When reading multiple files, it is useful to add the `input_file_name` function, whcih is built-in Spark SQL command that **records the source data file for each record**. It can be especially helpful if troublesahooting problems in the source data become necessary.

In [0]:
SELECT *,
  input_file_name() source_file
  FROM json.`dbfs:/mnt/demo-datasets/bookstore/customers-json/`

In addition to the columns, the source file column has been added, which is really helpful.
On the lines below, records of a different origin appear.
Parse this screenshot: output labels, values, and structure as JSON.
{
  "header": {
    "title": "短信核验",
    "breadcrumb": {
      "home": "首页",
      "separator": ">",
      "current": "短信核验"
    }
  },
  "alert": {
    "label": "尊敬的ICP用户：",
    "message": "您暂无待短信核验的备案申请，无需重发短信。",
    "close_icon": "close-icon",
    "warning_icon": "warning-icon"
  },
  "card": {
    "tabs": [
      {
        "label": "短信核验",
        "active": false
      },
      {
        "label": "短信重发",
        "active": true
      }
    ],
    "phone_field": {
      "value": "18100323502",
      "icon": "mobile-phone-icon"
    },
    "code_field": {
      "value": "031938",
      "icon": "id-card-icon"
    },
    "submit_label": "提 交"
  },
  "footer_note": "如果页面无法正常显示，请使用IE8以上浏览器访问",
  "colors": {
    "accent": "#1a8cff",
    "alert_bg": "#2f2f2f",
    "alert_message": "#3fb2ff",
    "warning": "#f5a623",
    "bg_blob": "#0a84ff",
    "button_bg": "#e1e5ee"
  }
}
Another interesting option is to use the `text` format, which allows **to query any text-based files** (JSON, CSV, TSV, TXT, ...).

In [0]:
SELECT * FROM text.`dbfs:/mnt/demo-datasets/bookstore/customers-json/`

Each of the file has been loaded as a row with one string column (value). This can be used when data would be corrupted and some custom text parsing function is needed to extract data.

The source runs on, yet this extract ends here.